How Photovoltaic Diaphragms Work
The photovoltaic industry relies on durable diaphragms to lower their costs when manufacturing solar panels. The use of solar panels on the roofs of commercial buildings and on residential structures has increased exponentially over the last several years. In 2014, there were 195,000 new photovoltaic installations in homes and businesses. New solar projects were installed every 2.5 minutes in the United States.
This trend is likely to continue as companies, governments and homeowners aim to conserve energy, contribute to environmental sustainability, and save money. Solar panels reduce the reliance on fossil fuels that emit greenhouse gasses into the atmosphere.
The challenge for the solar industry lies in selecting diaphragms that will not deteriorate. Understanding how photovoltaic diaphragms work will help both thin-film and crystalline solar panel manufacturers make informed decisions about the options available to them.
Components of Photovoltaic Solar Panels
Photovoltaic panels are made of several layers including glass and aluminum that surround the actual solar cell. A layer of ethylene vinyl acetate (EVA) is used as an encapsulant to protect the highly sensitive solar cell.
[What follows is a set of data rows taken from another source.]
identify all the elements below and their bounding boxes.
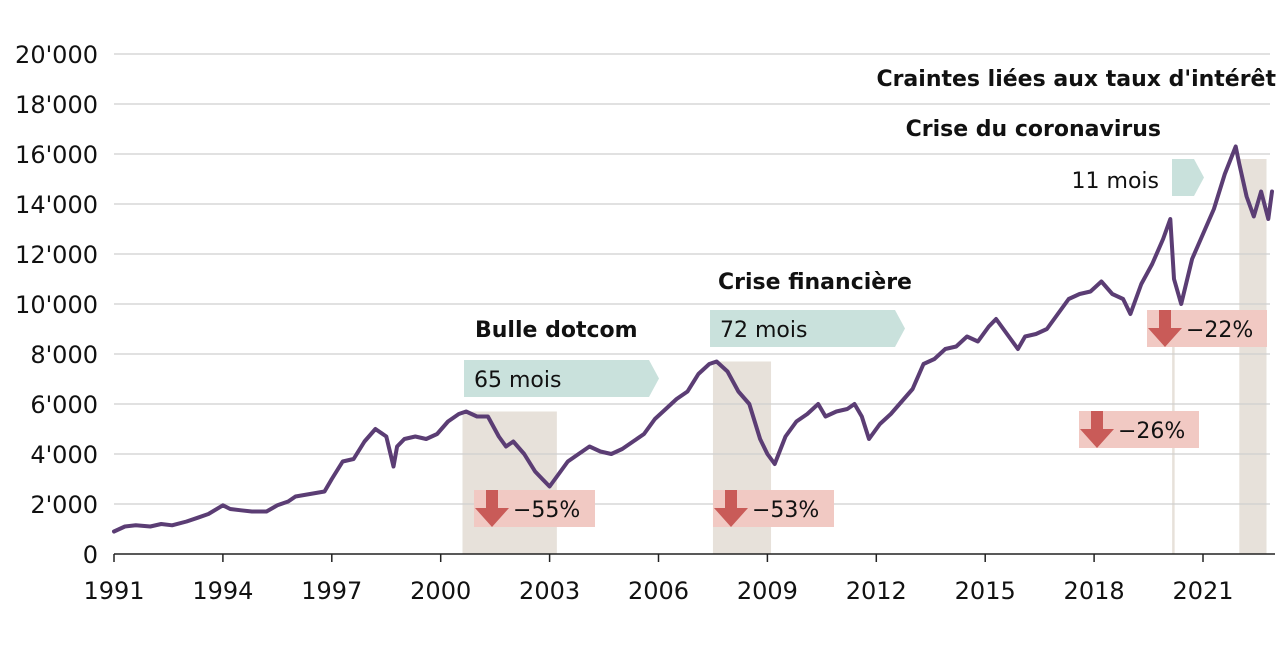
y-axis-labels: 0 2'000 4'000 6'000 8'000 10'000 12'000 14'000 1… [15,41,98,569]
y-tick-label: 10'000 [15,291,98,319]
y-tick-label: 18'000 [15,91,98,119]
y-tick-label: 4'000 [30,441,98,469]
x-tick-label: 2012 [846,577,907,605]
duration-arrow-financiere [710,310,905,347]
annotation-decline-dotcom: −55% [513,498,580,523]
decline-dotcom-arrow-down-icon [475,490,509,527]
y-tick-label: 20'000 [15,41,98,69]
annotation-duration-coronavirus: 11 mois [1072,169,1159,194]
x-tick-label: 1997 [301,577,362,605]
annotation-title-financiere: Crise financière [718,270,912,295]
annotation-decline-financiere: −53% [752,498,819,523]
x-tick-label: 2015 [955,577,1016,605]
annotation-boxes [474,310,1267,527]
x-axis: 1991 1994 1997 2000 2003 2006 2009 2012 2015 2018… [83,553,1275,605]
y-tick-label: 2'000 [30,491,98,519]
y-tick-label: 6'000 [30,391,98,419]
y-tick-label: 16'000 [15,141,98,169]
annotation-duration-dotcom: 65 mois [474,368,561,393]
decline-taux-arrow-down-icon [1148,310,1182,347]
gridlines [114,53,1270,505]
decline-coronavirus-arrow-down-icon [1080,411,1114,448]
annotation-decline-coronavirus: −26% [1118,419,1185,444]
annotation-decline-taux: −22% [1186,318,1253,343]
duration-arrow-dotcom [464,360,659,397]
x-tick-label: 2000 [410,577,471,605]
period-band-dotcom [462,411,557,554]
y-tick-label: 12'000 [15,241,98,269]
y-tick-label: 14'000 [15,191,98,219]
x-tick-label: 1994 [192,577,253,605]
decline-financiere-arrow-down-icon [714,490,748,527]
y-tick-label: 0 [83,541,98,569]
x-tick-label: 2009 [737,577,798,605]
x-tick-label: 2021 [1172,577,1233,605]
x-tick-label: 1991 [83,577,144,605]
duration-arrow-coronavirus [1172,159,1204,196]
y-tick-label: 8'000 [30,341,98,369]
annotation-shapes [464,159,1204,397]
annotation-title-taux: Craintes liées aux taux d'intérêt [876,67,1276,92]
period-band-taux [1239,159,1267,554]
index-line [112,144,1274,534]
annotation-title-coronavirus: Crise du coronavirus [906,117,1161,142]
x-tick-label: 2003 [519,577,580,605]
x-tick-label: 2006 [628,577,689,605]
x-tick-label: 2018 [1064,577,1125,605]
annotation-title-dotcom: Bulle dotcom [475,318,638,343]
annotation-duration-financiere: 72 mois [720,318,807,343]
This is to sustain the cell’s power generating abilities through long term energy transfer, moisture accumulation and the impact of ultraviolet (UV) rays.
However, EVA has some side effects. Outgassing from the EVA as it becomes thermoplastic can degrade silicone diaphragms and cause them to become brittle, and then fail.
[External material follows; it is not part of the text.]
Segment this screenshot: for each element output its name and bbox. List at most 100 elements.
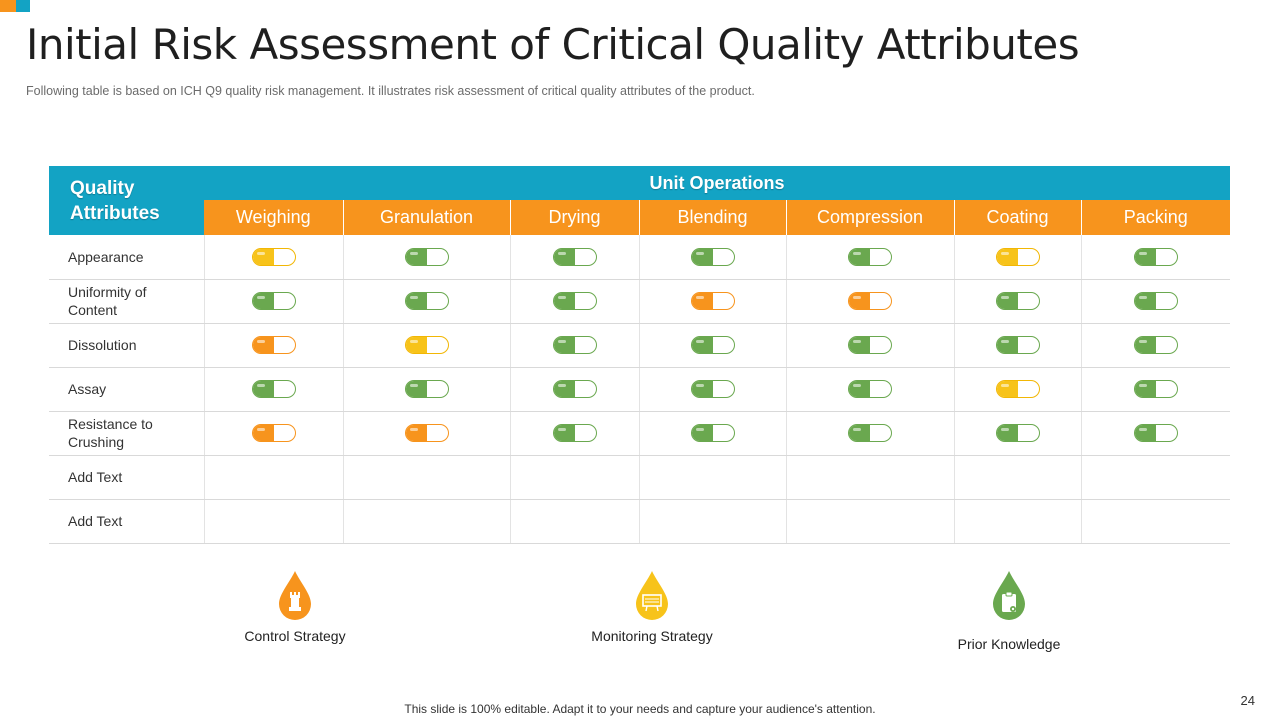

What Can Be Done to Prevent EVA Deterioration in Photovoltaic Diaphragms?
Steinbach developed the Lamibran diaphragm for the specific needs of the solar industry. Lamibran photovoltaic diaphragms are designed to resist the deterioration that results from EVA outgassing.
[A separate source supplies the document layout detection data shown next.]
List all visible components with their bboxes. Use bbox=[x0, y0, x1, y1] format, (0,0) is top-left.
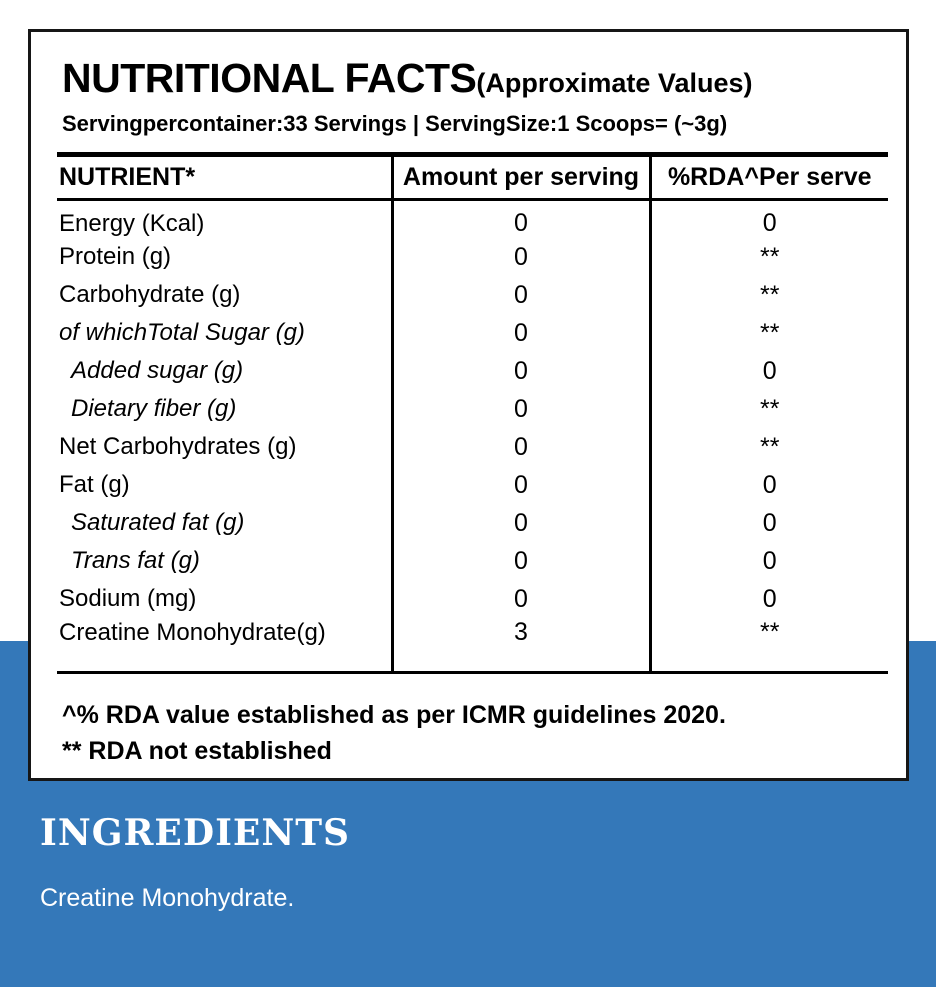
amount-value: 0 bbox=[390, 542, 652, 580]
column-header-amount: Amount per serving bbox=[390, 154, 652, 201]
nutrition-title-row: NUTRITIONAL FACTS(Approximate Values) bbox=[62, 55, 906, 102]
rda-value: ** bbox=[760, 280, 780, 309]
amount-value: 0 bbox=[390, 390, 652, 428]
amount-value: 0 bbox=[390, 238, 652, 276]
ingredients-text: Creatine Monohydrate. bbox=[40, 884, 295, 912]
table-row-energy: Energy (Kcal) 0 0 bbox=[57, 199, 888, 238]
nutrient-name: Trans fat (g) bbox=[71, 547, 200, 574]
rda-value: 0 bbox=[762, 470, 777, 499]
table-row-sodium: Sodium (mg) 0 0 bbox=[57, 580, 888, 618]
nutrient-name: of whichTotal Sugar (g) bbox=[59, 319, 305, 346]
nutrient-name: Protein (g) bbox=[59, 243, 172, 270]
nutrition-title-suffix: (Approximate Values) bbox=[476, 68, 753, 98]
nutrient-name: Added sugar (g) bbox=[71, 357, 244, 384]
table-row-creatine-monohydrate: Creatine Monohydrate(g) 3 ** bbox=[57, 618, 888, 673]
table-row-trans-fat: Trans fat (g) 0 0 bbox=[57, 542, 888, 580]
nutrient-name: Saturated fat (g) bbox=[71, 509, 245, 536]
amount-value: 3 bbox=[390, 618, 652, 673]
amount-value: 0 bbox=[390, 428, 652, 466]
ingredients-heading: INGREDIENTS bbox=[40, 812, 351, 854]
rda-value: ** bbox=[760, 242, 780, 271]
amount-value: 0 bbox=[390, 314, 652, 352]
table-row-carbohydrate: Carbohydrate (g) 0 ** bbox=[57, 276, 888, 314]
table-row-dietary-fiber: Dietary fiber (g) 0 ** bbox=[57, 390, 888, 428]
rda-value: 0 bbox=[762, 546, 777, 575]
table-row-net-carbohydrates: Net Carbohydrates (g) 0 ** bbox=[57, 428, 888, 466]
table-row-fat: Fat (g) 0 0 bbox=[57, 466, 888, 504]
rda-value: ** bbox=[760, 618, 780, 646]
ingredients-section: INGREDIENTS Creatine Monohydrate. bbox=[40, 812, 350, 913]
rda-value: 0 bbox=[762, 584, 777, 613]
nutrient-name: Fat (g) bbox=[59, 471, 130, 498]
rda-value: ** bbox=[760, 318, 780, 347]
nutrition-table: NUTRIENT* Amount per serving %RDA^Per se… bbox=[57, 152, 888, 674]
amount-value: 0 bbox=[390, 466, 652, 504]
rda-value: 0 bbox=[762, 508, 777, 537]
nutrient-name: Sodium (mg) bbox=[59, 585, 197, 612]
amount-value: 0 bbox=[390, 504, 652, 542]
nutrient-name: Energy (Kcal) bbox=[59, 209, 205, 237]
table-row-added-sugar: Added sugar (g) 0 0 bbox=[57, 352, 888, 390]
table-row-protein: Protein (g) 0 ** bbox=[57, 238, 888, 276]
nutrient-name: Dietary fiber (g) bbox=[71, 395, 237, 422]
rda-value: 0 bbox=[762, 209, 777, 237]
table-header-row: NUTRIENT* Amount per serving %RDA^Per se… bbox=[57, 154, 888, 201]
footnote-rda-not-established: ** RDA not established bbox=[62, 736, 332, 765]
nutrient-name: Net Carbohydrates (g) bbox=[59, 433, 297, 460]
amount-value: 0 bbox=[390, 276, 652, 314]
column-header-rda: %RDA^Per serve bbox=[650, 154, 888, 201]
footnote-rda-established: ^% RDA value established as per ICMR gui… bbox=[62, 701, 726, 729]
footnotes: ^% RDA value established as per ICMR gui… bbox=[62, 698, 906, 769]
table-row-total-sugar: of whichTotal Sugar (g) 0 ** bbox=[57, 314, 888, 352]
serving-info: Servingpercontainer:33 Servings | Servin… bbox=[62, 111, 728, 136]
table-row-saturated-fat: Saturated fat (g) 0 0 bbox=[57, 504, 888, 542]
rda-value: ** bbox=[760, 394, 780, 423]
rda-value: 0 bbox=[762, 356, 777, 385]
amount-value: 0 bbox=[390, 580, 652, 618]
amount-value: 0 bbox=[390, 352, 652, 390]
nutrient-name: Carbohydrate (g) bbox=[59, 281, 241, 308]
column-header-nutrient: NUTRIENT* bbox=[57, 154, 392, 201]
nutrition-facts-card: NUTRITIONAL FACTS(Approximate Values) Se… bbox=[28, 29, 909, 781]
amount-value: 0 bbox=[390, 199, 652, 238]
nutrition-title: NUTRITIONAL FACTS bbox=[62, 55, 477, 101]
nutrient-name: Creatine Monohydrate(g) bbox=[59, 618, 326, 646]
rda-value: ** bbox=[760, 432, 780, 461]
Lamibran diaphragms are constructed of two layers of material. One layer is made from Steinbach’s durometer 55 silicone. The second layer is resistant to the adverse effects of EVA which make standard silicone diaphragms deteriorate.
Another way to extend the life of the diaphragm is to protect the diaphragm with a layer of polytetrafluoroethylene (PTFE) placed between the module and the diaphragm. PTFE is a water-resistant, anti-corrosive polymer. PTFE is also highly heat resistant. Adding a sheet of PTFE within the module laminator can increase the life the diaphragm as well as provide other production benefits.
Smartech offers a complete line of PTFE sheets that can be customized to the size and thickness specifications required for the photovoltaic industry. Smartech also carries anti-static PTFE sheets static accumulation is a production issue.
Smartech also provides efficient logistics for stocking and shipping PTFE sheets and photovoltaic diaphragms. This ensures quick turnaround of orders that align with the lead times required by manufacturers.